Nationalgeographic.co.id – Lahan basah, yang menjadi salah satu ekosistem paling berharga dan menyimpan keanekaragaman hayati dunia, menghilang dengan cepat di tengah urbanisasi dan pergeseran lahan pertanian.
“Kita sedang berada dalam krisis,” kata Martha Rojas Urrego, Kepala Ramsar Convention on Wetlands. Ia mengingatkan dampak merusak dari hilangnya area lahan basah, termasuk perubahan iklim.
Laporan 88 halaman dari Convention on Wetland menemukan bahwa sekitar 35% lahan basah – meliputi danau, sungai, rawa-rawa, lahan gambut, laguna, hutan bakau, dan batu karang – telah hilang dari 1970 hingga 2015.
Baca Juga : Siklon Tropis Mangkhut dan Dampaknya Bagi Perairan Indonesia
Saat ini, luas total lahan basah tidak lebih dari 12 juta kilometer persegi. Tingkat kerugian telah mengalami percepatan sejak 2000.
“Kita kehilangan lahan basah tiga kali lebih cepat dibanding hutan. Ini sudah bendera merah,” imbuh Rojas.
Menurutnya, dunia saat ini semakin terfokus pada pemanasan global dan dampaknya terhadap hutan dan laut sehingga nasib lahan basah ‘kurang diperhatikan’. Padahal, lahan basah juga sangat penting bagi semua kehidupan di Bumi.
Langsung atau tidak langsung, lahan basah menyediakan hampir seluruh konsumsi air tawar dunia. Lebih dari 40% dari semua spesies (beragam tumbuhan dan hewan), hidup dan berkembang biak di ekosistem tersebut. Ini membuat mereka rentan punah.
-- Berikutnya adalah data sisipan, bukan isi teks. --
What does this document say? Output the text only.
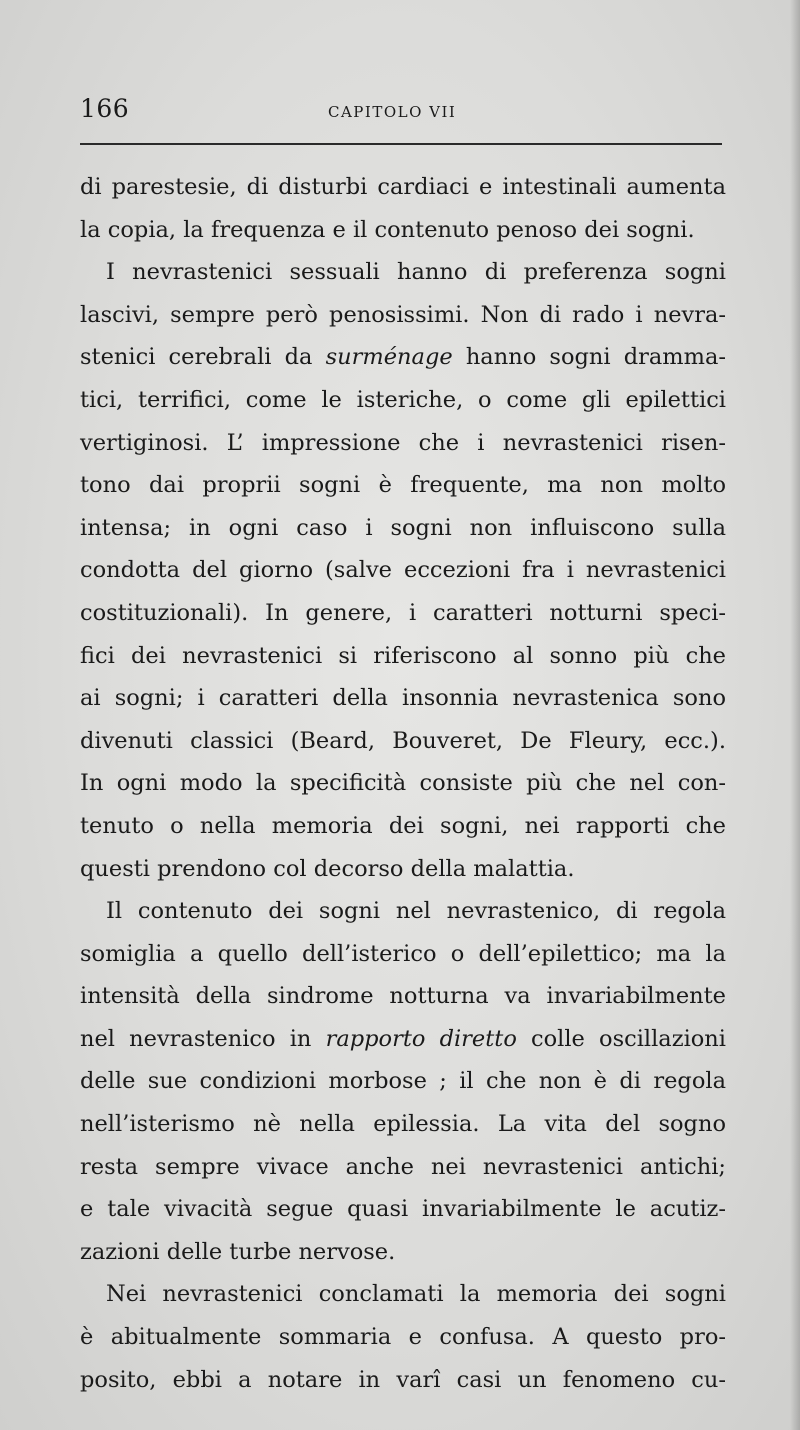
166	CAPITOLO VII
di parestesie, di disturbi cardiaci e intestinali aumenta
la copia, la frequenza e il contenuto penoso dei sogni.
I nevrastenici sessuali hanno di preferenza sogni
lascivi, sempre però penosissimi. Non di rado i nevra-
stenici cerebrali da surménage hanno sogni dramma-
tici, terrifici, come le isteriche, o come gli epilettici
vertiginosi. L’ impressione che i nevrastenici risen-
tono dai proprii sogni è frequente, ma non molto
intensa; in ogni caso i sogni non influiscono sulla
condotta del giorno (salve eccezioni fra i nevrastenici
costituzionali). In genere, i caratteri notturni speci-
fici dei nevrastenici si riferiscono al sonno più che
ai sogni; i caratteri della insonnia nevrastenica sono
divenuti classici (Beard, Bouveret, De Fleury, ecc.).
In ogni modo la specificità consiste più che nel con-
tenuto o nella memoria dei sogni, nei rapporti che
questi prendono col decorso della malattia.
Il contenuto dei sogni nel nevrastenico, di regola
somiglia a quello dell’isterico o dell’epilettico; ma la
intensità della sindrome notturna va invariabilmente
nel nevrastenico in rapporto diretto colle oscillazioni
delle sue condizioni morbose ; il che non è di regola
nell’isterismo nè nella epilessia. La vita del sogno
resta sempre vivace anche nei nevrastenici antichi;
e tale vivacità segue quasi invariabilmente le acutiz-
zazioni delle turbe nervose.
Nei nevrastenici conclamati la memoria dei sogni
è abitualmente sommaria e confusa. A questo pro-
posito, ebbi a notare in varî casi un fenomeno cu-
Lahan basah juga menyediakan kehidupan bagi lebih dari satu miliar manusia, terutama dalam perannya mencegah banjir dan melindungi garis pantai. Mereka pun menjadi sumber penting bagi bahan mentah dan sumber daya genetika untuk obat-obatan.
Baca Juga : Habitatnya Dirusak Buldoser, Bagaimana Nasib Koala di Australia?
Ramsar Convention menegaskan bahwa lahan basah esensial untuk ‘mengekang’ perubahan iklim. Sebab, lahan gambut menyimpan karbon dua kali lipat lebih banyak dari hutan dunia.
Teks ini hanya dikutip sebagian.